Os idosos na população brasileira: do preconceito ao conceito

Pesquisa de campo, entrevistas, produção e análise de gráficos. Um estudo demográfico sobre o bairro revelou aos estudantes o vigor da terceira idade e o respeito que essa faixa da população merece

POR:
Paola Gentile
Alunos de Regina entrevistam Maria Januária no asilo de Timóteo (MG): respeito e admiração pelos mais velhos Foto: Pedro Motta
Alunos de Regina entrevistam Maria Januária no 
asilo de Timóteo (MG): respeito e admiração 
pelos mais velhos Foto: Pedro Motta

Os velhos não servem pra nada. São um peso para a família!" "Não tenho paciência com a minha avó!" Frases como essas eram comuns entre os jovens de 13 a 15 anos das turmas de 7ª série de Regina Maria Ferreira da Silva. Professora da Escola Estadual Juscelino Kubitschek de Oliveira, em Timóteo, região do Vale do Aço de Minas Gerais, ela não poderia deixar passar esses comentários sem dar a devida atenção. Mesmo porque, de seus 29 alunos do ano passado, todos de famílias humildes da periferia da cidade, seis moravam somente com os avós. Para acabar com o preconceito, ela usou a ferramenta que tinha em mãos: a Geografia. O tema da sala de aula, na época, era a população brasileira. Uma frase do livro didático deu gancho para o projeto: "A pirâmide social do país aponta para o envelhecimento da população brasileira". Em um final de semana planejou as atividades do projeto, que duraria um mês.

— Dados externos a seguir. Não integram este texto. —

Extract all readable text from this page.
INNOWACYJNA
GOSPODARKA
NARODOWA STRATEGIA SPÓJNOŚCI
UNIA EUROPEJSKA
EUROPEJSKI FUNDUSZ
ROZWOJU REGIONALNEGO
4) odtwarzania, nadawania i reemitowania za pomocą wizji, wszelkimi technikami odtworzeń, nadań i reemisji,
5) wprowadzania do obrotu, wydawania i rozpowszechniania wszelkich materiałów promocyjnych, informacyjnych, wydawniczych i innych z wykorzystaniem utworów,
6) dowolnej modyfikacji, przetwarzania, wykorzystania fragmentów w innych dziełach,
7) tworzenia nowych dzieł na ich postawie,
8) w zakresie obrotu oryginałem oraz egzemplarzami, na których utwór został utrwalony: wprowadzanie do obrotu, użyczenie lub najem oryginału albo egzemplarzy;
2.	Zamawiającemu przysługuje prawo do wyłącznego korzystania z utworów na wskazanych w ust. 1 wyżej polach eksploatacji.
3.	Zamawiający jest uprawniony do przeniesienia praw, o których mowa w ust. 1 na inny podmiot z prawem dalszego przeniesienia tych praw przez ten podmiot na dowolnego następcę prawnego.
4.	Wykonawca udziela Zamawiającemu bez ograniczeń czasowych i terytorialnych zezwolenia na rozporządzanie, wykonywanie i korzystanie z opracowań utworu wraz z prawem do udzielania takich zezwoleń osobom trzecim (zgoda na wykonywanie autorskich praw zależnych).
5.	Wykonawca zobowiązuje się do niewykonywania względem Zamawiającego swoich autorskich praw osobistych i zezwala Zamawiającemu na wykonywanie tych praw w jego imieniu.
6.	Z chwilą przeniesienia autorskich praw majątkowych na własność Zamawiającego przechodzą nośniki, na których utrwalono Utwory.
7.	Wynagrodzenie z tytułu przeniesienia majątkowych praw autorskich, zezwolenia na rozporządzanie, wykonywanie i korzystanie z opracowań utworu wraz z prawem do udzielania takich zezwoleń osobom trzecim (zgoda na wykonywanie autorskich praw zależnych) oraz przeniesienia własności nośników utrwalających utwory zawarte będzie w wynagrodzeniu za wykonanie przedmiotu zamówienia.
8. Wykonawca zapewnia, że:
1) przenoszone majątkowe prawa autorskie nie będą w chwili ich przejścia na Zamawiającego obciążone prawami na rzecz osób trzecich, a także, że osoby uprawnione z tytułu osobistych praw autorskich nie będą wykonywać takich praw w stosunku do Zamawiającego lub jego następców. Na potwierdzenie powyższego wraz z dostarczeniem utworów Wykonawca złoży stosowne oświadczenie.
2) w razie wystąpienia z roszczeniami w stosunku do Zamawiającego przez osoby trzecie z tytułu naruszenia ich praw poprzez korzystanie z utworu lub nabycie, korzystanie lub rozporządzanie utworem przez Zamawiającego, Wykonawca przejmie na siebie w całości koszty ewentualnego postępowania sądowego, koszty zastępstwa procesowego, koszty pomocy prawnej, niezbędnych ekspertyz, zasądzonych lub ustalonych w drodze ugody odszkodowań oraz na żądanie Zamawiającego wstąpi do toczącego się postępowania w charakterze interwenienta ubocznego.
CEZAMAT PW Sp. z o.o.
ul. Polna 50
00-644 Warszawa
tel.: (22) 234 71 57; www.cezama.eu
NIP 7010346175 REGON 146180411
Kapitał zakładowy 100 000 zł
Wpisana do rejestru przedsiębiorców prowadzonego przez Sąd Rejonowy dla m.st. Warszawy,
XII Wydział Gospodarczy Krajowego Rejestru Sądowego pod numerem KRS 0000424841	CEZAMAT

Passo-a-passo e metodologia

1. Formação de equipes e estudo da lei
Para iniciar, Regina dividiu a turma em grupos. Os nomes escolhidos para identificá-los já eram significativos: Dignidade, Respeito, Sabedoria, Solidariedade etc. Cada um ficou responsável pela análise de uma parte do Estatuto do Idoso. Os alunos produziram cartazes com imagens e frases sobre o capítulo da lei que foi estudado. Assim ilustraram a apresentação que fizeram aos colegas. Depois disso, as equipes foram a campo fazer o levantamento do número de idosos do bairro. Cada um cuidou de uma rua, ocasião em que os jovens estudaram o mapa da região, localizaram a escola e aprenderam a se orientar usando a cartografia. Na etapa seguinte, eles elaboraram um questionário para ser respondido pelos idosos durante a visita que fariam ao asilo da cidade.

2. Confecção de gráficos e entrevistas
Os dados recolhidos na pesquisa de campo foram tabulados em gráficos de barras e mostraram a presença maciça de idosos no bairro. Os alunos pesquisaram sobre as causas do envelhecimento da população brasileira - que está, principalmente, na melhoria dos serviços de saneamento básico e de saúde pública -; aprenderam sobre expectativa de vida e a montar a pirâmide etária; analisaram a variação de idade da população brasileira entre 1980 e 2000, buscando a projeção para os próximos 20 anos. No dia da visita ao asilo - chamado de Dia da Sensibilização e da Solidariedade -, os alunos levaram blocos de anotações, máquina fotográfica e alguns mantimentos também. Eles ouviram as histórias sobre a vida de vários idosos, entre eles Maria Januária da Silva, 74 anos, que chegou lá como funcionária aos 40 anos e agora é moradora. Também escutaram José Ribeiro de Arruda, 73 anos, tocar violão e contar causos de sua juventude, passada na roça. Outra visita, dessa vez à Associação dos Aposentados de Timóteo, fez com que os jovens constatassem que os mais velhos têm - e como - disposição para atividades físicas e intelectuais. Eles presenciaram aulas de hidroginástica e ioga e fizeram entrevistas para saber sobre as viagens promovidas pela entidade e sobre a assistência à saúde que lá recebem. De volta à escola, cada aluno preparou um texto traçando um panorama sobre a situação dos idosos na cidade.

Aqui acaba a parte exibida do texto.